As good as Worms Battlegrounds and its DLC might be though, there is no getting around just how slavish it is to the original template, and while I’d argue that that is no bad thing, those looking for something a little different might be better off with the slightly more ambitions, Worms W.M.D.
Still played on a 2D plane and still recognisably Worms, W.M.D is imbued with a more colourful palette and dare I say, a slightly more modern art design. It’s still cartoony of course but the visuals and designs of the Worms themselves have seen an notable upgrade with W.M.D arguably representing the most visually impressive game in the series to date.
The biggest changes however come in the form of the new additions to the core gameplay. It’s still turn-based and it’s still all about wiping out the enemy, but in W.M.D, you now have a number of additional options in regards to your worm-based warfare and are now provided with an all new XP system to help keep you hooked on the experience. It’s hardly a Strategy RPG, but the new XP system certainly adds a carrot to chase and a recognisable system for unlocking new content.

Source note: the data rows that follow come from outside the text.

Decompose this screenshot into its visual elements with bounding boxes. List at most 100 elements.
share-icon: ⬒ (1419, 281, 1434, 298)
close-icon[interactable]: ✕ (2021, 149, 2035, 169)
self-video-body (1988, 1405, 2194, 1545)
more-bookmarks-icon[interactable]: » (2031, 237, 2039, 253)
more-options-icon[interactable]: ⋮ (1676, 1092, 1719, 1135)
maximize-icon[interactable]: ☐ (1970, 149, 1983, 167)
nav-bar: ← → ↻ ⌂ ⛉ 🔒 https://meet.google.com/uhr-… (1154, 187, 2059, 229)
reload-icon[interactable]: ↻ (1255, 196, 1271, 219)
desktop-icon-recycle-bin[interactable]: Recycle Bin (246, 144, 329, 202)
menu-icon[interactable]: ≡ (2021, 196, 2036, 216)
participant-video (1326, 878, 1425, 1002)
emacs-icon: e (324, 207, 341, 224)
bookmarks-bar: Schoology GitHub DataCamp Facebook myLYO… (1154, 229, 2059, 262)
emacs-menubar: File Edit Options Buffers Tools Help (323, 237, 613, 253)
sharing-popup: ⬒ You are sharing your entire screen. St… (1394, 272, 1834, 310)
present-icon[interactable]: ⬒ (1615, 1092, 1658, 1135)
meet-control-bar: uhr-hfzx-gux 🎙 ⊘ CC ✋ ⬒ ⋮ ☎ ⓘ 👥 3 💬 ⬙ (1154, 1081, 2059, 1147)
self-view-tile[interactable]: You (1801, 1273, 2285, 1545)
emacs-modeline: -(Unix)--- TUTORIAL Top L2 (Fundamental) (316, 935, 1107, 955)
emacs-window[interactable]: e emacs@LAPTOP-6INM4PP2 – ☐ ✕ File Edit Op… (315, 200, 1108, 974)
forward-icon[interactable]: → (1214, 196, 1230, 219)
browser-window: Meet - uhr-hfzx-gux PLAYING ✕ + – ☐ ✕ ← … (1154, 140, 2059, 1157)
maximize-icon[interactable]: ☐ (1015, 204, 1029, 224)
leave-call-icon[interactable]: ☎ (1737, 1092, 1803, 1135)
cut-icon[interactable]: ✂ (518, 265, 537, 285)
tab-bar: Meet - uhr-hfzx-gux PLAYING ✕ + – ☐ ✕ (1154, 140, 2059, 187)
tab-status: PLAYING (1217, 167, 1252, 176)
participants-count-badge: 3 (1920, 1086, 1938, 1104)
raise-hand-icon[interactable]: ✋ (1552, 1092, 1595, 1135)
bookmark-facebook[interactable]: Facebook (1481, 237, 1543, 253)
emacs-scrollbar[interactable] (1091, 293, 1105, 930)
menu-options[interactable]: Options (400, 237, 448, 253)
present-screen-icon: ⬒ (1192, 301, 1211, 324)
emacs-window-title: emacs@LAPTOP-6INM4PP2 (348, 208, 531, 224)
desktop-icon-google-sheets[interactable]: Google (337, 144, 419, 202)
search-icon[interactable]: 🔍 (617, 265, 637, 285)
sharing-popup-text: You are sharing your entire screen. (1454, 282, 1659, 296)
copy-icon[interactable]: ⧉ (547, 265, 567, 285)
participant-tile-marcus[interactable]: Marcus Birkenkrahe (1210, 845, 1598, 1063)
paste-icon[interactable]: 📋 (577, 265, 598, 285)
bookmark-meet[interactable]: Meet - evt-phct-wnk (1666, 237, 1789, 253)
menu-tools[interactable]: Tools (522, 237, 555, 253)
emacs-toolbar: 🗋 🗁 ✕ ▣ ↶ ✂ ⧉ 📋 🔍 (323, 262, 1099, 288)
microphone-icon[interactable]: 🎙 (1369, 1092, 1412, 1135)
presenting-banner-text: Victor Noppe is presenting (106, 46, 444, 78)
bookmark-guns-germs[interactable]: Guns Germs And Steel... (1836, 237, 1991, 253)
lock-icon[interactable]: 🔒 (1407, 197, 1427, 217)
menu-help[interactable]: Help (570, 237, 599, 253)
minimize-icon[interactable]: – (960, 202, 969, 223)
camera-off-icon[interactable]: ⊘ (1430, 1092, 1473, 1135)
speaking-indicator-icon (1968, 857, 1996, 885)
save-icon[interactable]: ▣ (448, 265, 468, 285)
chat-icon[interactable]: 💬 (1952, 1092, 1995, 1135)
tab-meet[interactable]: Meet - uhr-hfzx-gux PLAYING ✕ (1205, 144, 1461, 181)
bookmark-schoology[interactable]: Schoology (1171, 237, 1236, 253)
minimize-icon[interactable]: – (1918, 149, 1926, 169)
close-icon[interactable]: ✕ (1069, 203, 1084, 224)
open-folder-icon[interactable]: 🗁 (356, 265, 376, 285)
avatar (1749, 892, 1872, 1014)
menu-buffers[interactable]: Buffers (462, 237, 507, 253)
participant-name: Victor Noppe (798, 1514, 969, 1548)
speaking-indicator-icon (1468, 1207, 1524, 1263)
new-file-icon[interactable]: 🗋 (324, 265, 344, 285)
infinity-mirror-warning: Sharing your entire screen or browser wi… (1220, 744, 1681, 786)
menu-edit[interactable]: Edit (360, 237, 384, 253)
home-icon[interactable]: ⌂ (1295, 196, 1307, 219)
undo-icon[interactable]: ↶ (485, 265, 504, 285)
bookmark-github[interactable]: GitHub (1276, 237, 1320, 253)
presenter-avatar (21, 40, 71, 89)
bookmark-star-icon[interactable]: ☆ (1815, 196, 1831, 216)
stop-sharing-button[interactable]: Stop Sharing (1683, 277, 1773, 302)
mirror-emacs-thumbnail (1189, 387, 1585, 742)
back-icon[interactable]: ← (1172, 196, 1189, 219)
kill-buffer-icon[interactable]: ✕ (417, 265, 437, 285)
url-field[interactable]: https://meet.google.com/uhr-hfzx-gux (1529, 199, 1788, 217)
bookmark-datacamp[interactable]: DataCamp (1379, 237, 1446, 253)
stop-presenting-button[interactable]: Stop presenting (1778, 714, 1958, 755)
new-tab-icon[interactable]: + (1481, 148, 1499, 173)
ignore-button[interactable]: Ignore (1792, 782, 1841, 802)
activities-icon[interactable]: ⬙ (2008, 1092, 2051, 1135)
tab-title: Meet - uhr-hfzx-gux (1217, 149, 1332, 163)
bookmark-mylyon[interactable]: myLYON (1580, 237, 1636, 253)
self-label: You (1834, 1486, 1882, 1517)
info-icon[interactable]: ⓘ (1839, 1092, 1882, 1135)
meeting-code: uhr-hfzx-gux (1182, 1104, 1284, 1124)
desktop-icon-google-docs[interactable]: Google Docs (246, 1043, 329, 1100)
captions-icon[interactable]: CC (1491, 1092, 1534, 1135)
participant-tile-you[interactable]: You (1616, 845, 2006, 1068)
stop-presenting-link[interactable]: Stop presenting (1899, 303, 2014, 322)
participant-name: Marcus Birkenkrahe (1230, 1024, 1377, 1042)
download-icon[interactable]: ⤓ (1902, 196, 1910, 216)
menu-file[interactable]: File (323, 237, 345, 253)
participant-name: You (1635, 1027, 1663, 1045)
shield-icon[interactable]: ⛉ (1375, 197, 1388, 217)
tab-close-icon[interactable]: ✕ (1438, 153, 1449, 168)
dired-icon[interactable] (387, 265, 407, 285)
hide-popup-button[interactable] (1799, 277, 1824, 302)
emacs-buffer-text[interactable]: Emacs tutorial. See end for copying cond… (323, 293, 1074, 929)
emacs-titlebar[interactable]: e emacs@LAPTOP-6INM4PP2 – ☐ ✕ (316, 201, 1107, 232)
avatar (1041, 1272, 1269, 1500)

The weapons are as bonkers as ever, but now you have the option to craft new weapons as the match progresses by breaking down existing weapons so that their components can be used for subsequent construction. It adds an all new layer of tactical depth to proceedings without effecting the flow of matches in a negative way.
More dramatic perhaps is the inclusion of vehicles. Whether it be a tank, a helicopter or a mech suit, getting to a vehicle first can make all the difference and inevitably changes the way you will need to approach the game. Yes, the vehicles themselves are incredibly fun and can cause hilarious levels of carnage, but equally, one could argue that they throw off the games’ otherwise perfect sense of balance. Your opinion will likely be tied to how seriously you take the game, but as a more casual Worms fan, I for one found them to be an exciting new addition.
This is especially true of the additional All-Star content that again, while perhaps far from ideal for purists, proves incredibly entertaining for those approaching Worms as a more casual party game. With vehicles and weapons from a wide-range of (mostly) famous video game franchises, the All-Star additions put fun above all else with content based on video games as wide ranging as Yooka-Laylee, Rocket League, Orcs Must Die, Saints Row, Broforce, Payday 2 and Goat simulator. It even includes a selection of appearances from a number of Rare’s most famous franchises. It’s little more than silly fun of course, but it’s fun all the same and a very cool crossover for that includes nods to an eclectic collection of mostly indie hits.
Worms Anniversary Edition provides more than enough content to keep any Worms fan happy. Purists will arguably prefer the more traditional Battlegrounds gameplay while W.M.D delivers plenty of new content and gameplay mechanics while managing to keep the essence of the Worms experience intact. The DLC included provides plenty of additional content for both games with the inclusion of the All-Stars content proving especially enjoyable. It’s still Worms as you know and remember of course, but with surprisingly balanced gameplay and a host of mostly successful new ideas, this collection serves as a welcome reminder of just how good Team 17’s, Worms series really is.